Rafael Marino. GSSA Data Analyst.
Programming Capability SIT. July 25th 2016.
This presentation is an offshoot of the Jonhs Hopkins University's Data Science Specialization's final Capstone project. The project consisted in creating a predictive text app in Shiny that would estimate and display the likeliest word to be typed in next by the user, given the previous input text.
CRAN Natural Language Processing Task View.
Text Mining Infrastructure in R <- Comprehensive Journal of Statistical Software article.
Intro to the tm package <- Getting started pdf.
This presentation will focus on preprocessing.
blogs <- readLines("C:/Users/marino.re/Box Sync/Capstone/data/en_US/en_US.blogs.txt",
encoding = "utf-8", skipNul = TRUE)
set.seed(50) #Reproducibility seed
blogsSample <- sample(blogs, size= length(blogs)*0.01) #Sampling 1%
rm(blogs)
Corpora can be created using the VCorpus() function (V stands for volatile. The corpus is an R object fully held in memory; when deleted the corpus is gone). Then a source has to be specified, in this case the source is a character vector, so VectorSource() can be used.
library(tm)
corpus <- VCorpus(VectorSource(blogsSample))

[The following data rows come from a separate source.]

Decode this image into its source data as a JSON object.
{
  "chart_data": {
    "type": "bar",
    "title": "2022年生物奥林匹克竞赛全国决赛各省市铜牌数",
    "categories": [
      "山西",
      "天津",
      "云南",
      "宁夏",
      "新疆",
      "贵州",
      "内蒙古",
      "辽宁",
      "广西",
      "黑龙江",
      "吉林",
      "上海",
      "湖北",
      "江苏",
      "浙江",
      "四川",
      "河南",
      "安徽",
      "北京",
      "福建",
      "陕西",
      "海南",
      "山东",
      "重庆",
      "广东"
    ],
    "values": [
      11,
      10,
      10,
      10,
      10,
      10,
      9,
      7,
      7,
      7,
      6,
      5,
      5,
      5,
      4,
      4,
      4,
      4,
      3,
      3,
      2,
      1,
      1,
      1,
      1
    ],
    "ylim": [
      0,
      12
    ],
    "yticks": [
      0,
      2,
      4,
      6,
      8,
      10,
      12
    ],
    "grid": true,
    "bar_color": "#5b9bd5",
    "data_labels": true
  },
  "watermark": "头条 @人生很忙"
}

as.character(corpus[[6835]])
“The charity inspired by the encounter has raised $60m and in 2009 said it was supporting 54 schools in across Homeward serving 28,475 students. Obama donated $100,000 to the group from the proceeds of his Nobel prize. The book has become required reading in the US of A.”
| Function | What does it do? |
|---|---|
| asPlain() | Converts the document to a plain text document |
| loadDoc() | Triggers load on demand |
| removeCitation() | Removes citations from e-mails |
| removeMultipart() | Removes non-text from multipart e-mails |
| removeNumbers() | Removes numbers |
| removePunctuation() | Removes punctuation marks |
| removeSignature() | Removes signatures from e-mails |
| removeWords() | Removes stopwords |
| replaceWords() | Replaces a set of words with a given phrase |
| stemDoc() | Stems the text document |
| stripWhitespace() | Removes extra whitespace |
| tmTolower() | Conversion to lower case letters |
transformations <- function(corpus) {
corpus <- tm_map(corpus, content_transformer(tolower))
corpus <- tm_map(corpus, removePunctuation)
corpus <- tm_map(corpus, removeNumbers)
corpus <- tm_map(corpus, removeWords, stopwords("english"))
#Removing words creates white spaces, so stripWhitespace has to come later
corpus <- tm_map(corpus, stripWhitespace)
}
“The charity inspired by the encounter has raised $60m and in 2009 said it was supporting 54 schools in across Homeward serving 28,475 students. Obama donated $100,000 to the group from the proceeds of his Nobel prize. The book has become required reading in the US of A.”
cleanCorpus <- transformations(corpus)
as.character(cleanCorpus[[6835]])
[1] “ charity inspired encounter raised m said supporting schools across homeward serving students obama donated group proceeds nobel prize book become required reading us ”
N-grams. Ann-gram is a contiguous sequence of n items from a given sequence of text or speech
Document Term Matrix (dtm). A dtm is a matrix where each document is placed in the rows and each unique word (in the whole corpus) constitutes a feature or a column. This is a very convenient way to carry out frequency counts.
One problem with dtms is that the matrix can be very sparse, difficulting calculations. The slam package (Sparse Lightweight Arrays and Matrices) is recommended to deal with sparse matrices.
| Term1 | Term 2 | Term 3 | … | nth Term | |
|---|---|---|---|---|---|
| Doc 1 | 0 | 2 | 0 | … | w |
| Doc 2 | 3 | 0 | 1 | … | x |
| Doc 3 | 0 | 0 | 1 | … | y |
| … | … | … | … | … | … |
| mth Doc | 0 | 0 | 1 | … | z |
Each element in the matrix is a term frequency counter for a specific term in a specific document.